The Mediterranean pillow coral – Cladocora caespitosa (Linnaeus, 1767), is the only native colonial and obligate zooxanthellate coral in the Mediterranean Sea, listed as an endangered species on the IUCN Red List. The Mediterranean coral is widespread in the Mediterranean Sea and lives in shallow photophilic algal communities down to deeper circalittoral zones of up to 30 metres, with several sites also recorded in the Adriatic Sea, including the northernmost parts of the Gulf of Trieste.
Due to environmental changes and anthropogenic influences such as discharges of industrial and urban effluents, trawling and fish farming, population declines have been recorded in many areas of the Mediterranean. In addition, climate warming is having a significant impact on the growth and survival of this endemic coral.
The Mediterranean pillow coral can tolerate low water temperatures down to 6°C in the northern Adriatic, but an increase in seawater temperature leads to growth inhibition, polyp necrosis and bleaching (loss of symbiotic zooxanthellae).
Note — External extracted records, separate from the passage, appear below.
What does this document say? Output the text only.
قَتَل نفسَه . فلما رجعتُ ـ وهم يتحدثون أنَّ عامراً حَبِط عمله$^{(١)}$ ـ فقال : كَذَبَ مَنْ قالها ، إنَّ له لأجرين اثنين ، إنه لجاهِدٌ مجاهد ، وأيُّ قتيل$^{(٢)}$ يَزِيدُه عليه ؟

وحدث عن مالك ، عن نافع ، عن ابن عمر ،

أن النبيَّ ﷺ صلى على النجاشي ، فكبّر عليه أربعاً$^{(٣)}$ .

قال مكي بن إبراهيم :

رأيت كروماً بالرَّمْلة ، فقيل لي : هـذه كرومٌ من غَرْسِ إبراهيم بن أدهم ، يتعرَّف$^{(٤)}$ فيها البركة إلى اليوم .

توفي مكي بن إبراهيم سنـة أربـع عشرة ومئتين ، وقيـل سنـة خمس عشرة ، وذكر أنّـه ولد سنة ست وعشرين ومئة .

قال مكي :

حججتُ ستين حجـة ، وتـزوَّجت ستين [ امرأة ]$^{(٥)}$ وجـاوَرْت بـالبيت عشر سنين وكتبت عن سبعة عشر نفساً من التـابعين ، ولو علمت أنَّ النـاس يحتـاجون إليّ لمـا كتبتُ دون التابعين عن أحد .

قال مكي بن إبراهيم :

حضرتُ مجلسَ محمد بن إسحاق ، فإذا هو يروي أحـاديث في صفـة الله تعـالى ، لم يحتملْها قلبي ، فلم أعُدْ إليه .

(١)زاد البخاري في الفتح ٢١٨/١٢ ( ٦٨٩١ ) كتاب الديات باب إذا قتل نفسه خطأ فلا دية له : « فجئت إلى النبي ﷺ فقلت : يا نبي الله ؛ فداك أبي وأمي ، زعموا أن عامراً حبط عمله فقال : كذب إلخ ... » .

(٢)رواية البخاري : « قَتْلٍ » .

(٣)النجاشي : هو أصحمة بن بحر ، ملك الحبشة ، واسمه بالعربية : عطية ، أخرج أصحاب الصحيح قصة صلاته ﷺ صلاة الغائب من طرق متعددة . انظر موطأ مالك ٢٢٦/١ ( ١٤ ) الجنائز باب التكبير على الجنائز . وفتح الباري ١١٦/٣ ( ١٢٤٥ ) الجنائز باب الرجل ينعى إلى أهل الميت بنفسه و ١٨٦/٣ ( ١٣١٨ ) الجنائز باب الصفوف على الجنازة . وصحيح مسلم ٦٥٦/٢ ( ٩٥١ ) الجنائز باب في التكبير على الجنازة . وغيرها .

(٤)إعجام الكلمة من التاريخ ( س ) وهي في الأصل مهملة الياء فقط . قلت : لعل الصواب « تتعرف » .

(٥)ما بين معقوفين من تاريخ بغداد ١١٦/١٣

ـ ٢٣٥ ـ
The increase in seawater temperatures is most likely the cause of the bleaching of polyp corals in the Gulf of Trieste. If the stress is not too great, the corals can replenish themselves with zooxanthellae and recover. One of the most common symbionts of the pillow coral is Philozoon medusarum, which is also found in the symbiotic jellyfish Cotylorhiza tuberculata in the Gulf of Trieste.
Beds of pillow coral are important biogenic formations in the Mediterranean Sea; they are important for maintaining a great diversity of the associated biotic community. Habitat loss and climate change in the shallow ecosystems of the Mediterranean Sea make their protection urgent.